Çağdaş Gazeteciler Derneği Bursa Şubesi tarafından Karaman Dernekler Yerleşkesi'nde düzenlenen söyleşide ' Gazeteciliğin önündeki engel, sansür' konusu ele alındı.
ÇGD Bursa Şubesi tarafından düzenlenen 'Gazeteciliğin önündeki engel, sansür' konulu söyleşiye Karaman Dernekler Yerleşkesi ev sahipliği yaptı.
ÇGD Bursa Şubesi Başkan Yardımcısı Aysın Komitgan'ın yönettiği söyleşide RTÜK Üyesi İlhan Taşçı, Ankara Üniversitesi İletişim Fakültesi Öğretim Üyesi Dr. Gökhan Bulut ve enbursa.com yazarı Necati Kartal konuşmacı olarak yer aldı.
RTÜK Üyesi İlhan Taşçı, RTÜK'ün son 11 aydaki ceza tercihlerine değindi ve şunları söyledi:
"İktidarı eleştiren medya kurumlarına geçtiğimiz 11 aylık süreçte RTÜK 47 ceza vermiş. İktidara yakın medya kuruluşlarından sadece Beyaz TV 2 ceza almış. Bunlardan biri de Rasim Ozan Kütahyalı'nın bir yayında yaptığı küfür, hakaret içerikli konuşma."
RTÜK'ün tam bir sansür kurulu olarak işlediğini belirten Taşçı, "İktidara en küçük bir eleştiriye tahammül yok. Herkesin aynı şeyi söylemesi isteniyor." dedi.
Taşçı'nın ardından konuşan enbursa.com yazarı Necati Kartal ise hem iktidarların gazeteciler üzerinde baskısının arttığını hem de gazeteciliğin itibarının zarar gördüğünü söyledi.
Kartal şöyle konuştu:
"Ele geçirilmiş bir medya var. Diğer medyayı da pek konuşturmak istemiyorlar. Sansürün bundan sonra daha baskın olacağını düşünüyorum. Geleneksel medyanın yerini internet medyası aldı, alıyor. Eskinin çöktüğü, yeninin tam egemenlik kuramadığı bir dönem. Gazetelerin ve gazeteciliğin itibari bozulduğu için hem dünyada hem de Türkiye'de okur kaybı var. Hem Türkiye'de hem dünyada hükümetlerin medya üzerinde baskısı arttı.

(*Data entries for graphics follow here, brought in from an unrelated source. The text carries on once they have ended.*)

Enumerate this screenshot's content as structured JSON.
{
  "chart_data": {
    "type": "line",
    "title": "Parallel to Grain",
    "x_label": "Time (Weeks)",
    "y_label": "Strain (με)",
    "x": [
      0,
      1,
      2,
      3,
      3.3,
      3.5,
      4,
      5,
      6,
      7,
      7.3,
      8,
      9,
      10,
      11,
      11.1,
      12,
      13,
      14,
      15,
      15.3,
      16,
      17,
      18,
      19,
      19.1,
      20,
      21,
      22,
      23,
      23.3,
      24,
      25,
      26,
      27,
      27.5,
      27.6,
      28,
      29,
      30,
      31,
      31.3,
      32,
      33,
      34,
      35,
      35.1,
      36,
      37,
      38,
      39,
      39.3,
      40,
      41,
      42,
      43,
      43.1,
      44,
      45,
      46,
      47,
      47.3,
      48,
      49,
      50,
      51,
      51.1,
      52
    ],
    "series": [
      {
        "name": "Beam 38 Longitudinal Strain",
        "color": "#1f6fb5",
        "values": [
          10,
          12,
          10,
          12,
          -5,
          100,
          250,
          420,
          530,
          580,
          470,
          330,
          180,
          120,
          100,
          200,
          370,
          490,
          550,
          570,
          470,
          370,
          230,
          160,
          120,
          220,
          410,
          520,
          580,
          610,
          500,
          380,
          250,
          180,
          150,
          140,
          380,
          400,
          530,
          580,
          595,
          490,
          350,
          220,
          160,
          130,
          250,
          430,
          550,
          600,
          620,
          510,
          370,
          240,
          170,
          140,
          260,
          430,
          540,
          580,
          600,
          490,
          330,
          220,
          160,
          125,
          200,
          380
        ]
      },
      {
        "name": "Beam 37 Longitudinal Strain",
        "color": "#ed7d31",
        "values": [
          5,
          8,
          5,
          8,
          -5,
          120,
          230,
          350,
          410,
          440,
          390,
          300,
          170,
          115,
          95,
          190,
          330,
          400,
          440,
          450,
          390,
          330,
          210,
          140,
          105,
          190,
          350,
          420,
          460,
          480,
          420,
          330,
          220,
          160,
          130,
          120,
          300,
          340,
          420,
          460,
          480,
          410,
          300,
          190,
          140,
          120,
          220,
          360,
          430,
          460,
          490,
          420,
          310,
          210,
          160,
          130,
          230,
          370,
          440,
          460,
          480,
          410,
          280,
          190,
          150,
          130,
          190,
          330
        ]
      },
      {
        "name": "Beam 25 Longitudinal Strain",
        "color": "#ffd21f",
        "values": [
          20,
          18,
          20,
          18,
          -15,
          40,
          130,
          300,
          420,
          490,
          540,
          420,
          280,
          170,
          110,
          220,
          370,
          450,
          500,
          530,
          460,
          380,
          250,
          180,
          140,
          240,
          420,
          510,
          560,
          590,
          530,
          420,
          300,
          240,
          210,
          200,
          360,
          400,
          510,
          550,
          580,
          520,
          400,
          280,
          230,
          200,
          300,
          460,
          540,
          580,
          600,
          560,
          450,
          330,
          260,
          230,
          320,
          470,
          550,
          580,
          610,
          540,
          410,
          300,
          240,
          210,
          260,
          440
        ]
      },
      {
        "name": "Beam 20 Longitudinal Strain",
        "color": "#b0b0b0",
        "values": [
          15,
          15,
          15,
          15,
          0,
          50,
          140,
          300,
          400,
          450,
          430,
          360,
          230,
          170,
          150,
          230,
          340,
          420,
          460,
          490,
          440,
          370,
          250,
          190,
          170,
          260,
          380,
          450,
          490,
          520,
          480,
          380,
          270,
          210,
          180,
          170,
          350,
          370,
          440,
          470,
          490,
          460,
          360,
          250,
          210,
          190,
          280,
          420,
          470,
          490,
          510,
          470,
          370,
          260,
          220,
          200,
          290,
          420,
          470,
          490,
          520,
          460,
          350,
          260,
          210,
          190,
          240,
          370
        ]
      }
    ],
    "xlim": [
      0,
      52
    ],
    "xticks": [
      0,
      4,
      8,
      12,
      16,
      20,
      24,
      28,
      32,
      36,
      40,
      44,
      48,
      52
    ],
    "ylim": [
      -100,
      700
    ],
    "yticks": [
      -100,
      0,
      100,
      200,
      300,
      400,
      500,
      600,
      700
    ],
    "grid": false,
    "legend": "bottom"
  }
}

Dijitalleşme diyoruz. Bana göre sansürün en büyüğü burada oluşacak. Yapay zeka ile oluşturulan yapay muhabir Ruters'ta yılın muhabiri seçildi. Peki, gazetecilik etiği, haberi insanca koklamak? Bu algoritmaları devler yapıyor. Diğer devler de bu işe girerse sektörde istihdamı bitirirler."
Ankara Üniversitesi İletişim Fakültesi Öğretim Üyesi Dr. Gökhan Bulut ise toplumda sansürün nasıl algılandığına ve gazetecilik, ifade özgürlüğü ilişkisi ile rejim ilişkisine dikkat çekti.
Gökhan Bulut, şunları söyledi:
"Gazetecilik başka hiçbir meslekte olmadığı kadar toplumla iç içe. Dolayısıyla biz gazetecilik konuşurken rejim konuşmak durumdayız. 1980'den sonra uygulanan neoliberal politikalar AKP döneminde, özellikle son 10 yılda tavan yaptı.
İfade özgürlüğünün gazeteci için ve toplum için ne anlama geldiği önemli. Gazeteci için ifade özgürlüğü mesleğin ta kendisidir. İfade özgürlüğü yoksa gazetecilik ancak gazetecilik mücadelesine dönüşür. Gazetecilik ve toplum ilişkisi birbirinden bağımsız düşünülemez.
Gazetecilik son dönemde oldukça fazla sermayenin eline geçmiş durumda. Medya sermayeleşirken gazetecilerde ise fikir ve işçilik birbirinden ayrılmaya başladı.Gazetecilerden istenen yalnızca boşlukları olan bir metni doldurmak, birbirinin aynı haberler yapmak. Haber iyiden iyiye metalaşmış , alınıp satılabilen bir şeye dönüşmüş durumda.
Cumhurbaşkanlığı Hükümet Sistemi denen sistem bugün itibariyle bir monarşik sistemdir. Hepsi bir Kanun-i Esasi kopyası.
Bize dezenformasyon ile mücadele dedikleri "Sansür" yasası 1876'nın istibdat yasasıdır. Bu yasadaki tıklanma sayıları bile sansürdür."